I’m generally inclined to throw feta cheese into my quiona bowls, so this recipe was an exercise in restraint for me. I was also tempted to toss in some roasted almonds, too, or substitute pepitas for sunflower seeds, but it’s honestly just right as is. Note to self: less can be more, especially when an outrageously flavorful pesto-inspired dressing is involved.
1 cup quinoa, rinsed
1 ¾ cups vegetable broth
3/4 cup green peas
2 cups finely chopped curly kale
½ cup salted sunflower seeds (optional)
⅓ cup thinly sliced fresh coriander
1/2 tsp curcurma
salt & pepper
1 clove of garlic
Combine the rinsed quinoa and broth in a medium saucepan.
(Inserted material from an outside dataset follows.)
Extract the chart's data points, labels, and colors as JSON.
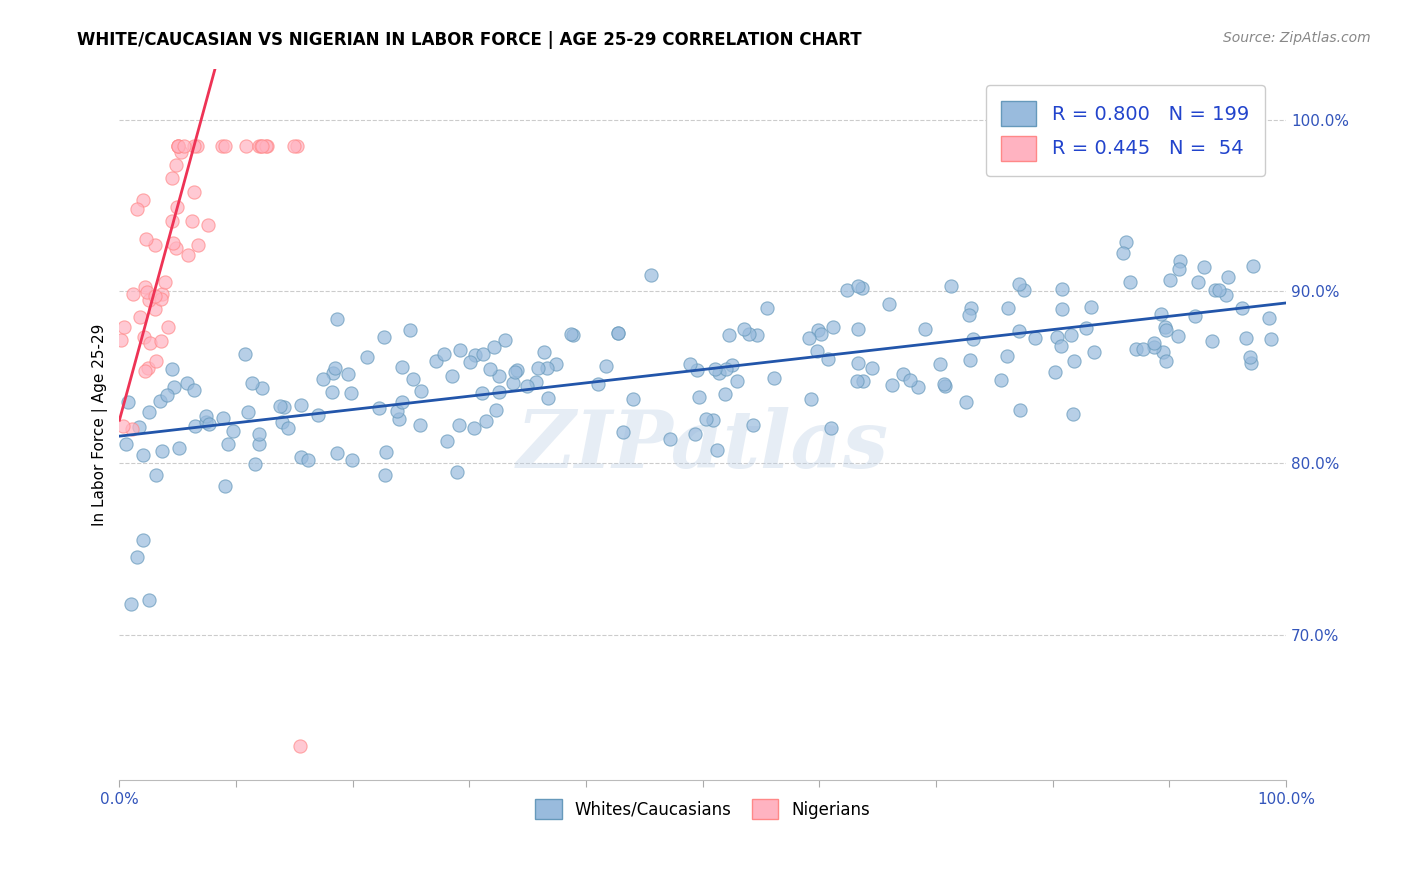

Bring the mixture to a boil over medium-high heat, then decrease the heat to maintain a simmer, cover, and cook until the quinoa has absorbed all the liquid, about 15 minutes. At the last 5 minutes add the green peas and let it cook. Fluff the quinoa and peas with a fork and set aside to cool.
In a fryingpan, add some olive oil , curcurma and sliced garlic, let it saute for 2 minutes. Add your kale and saute for 3-4 minutes. Don't over cook them.
Transfer the kale to a large serving bowl. Sprinkle with a dash of salt and then add the quiona and peas.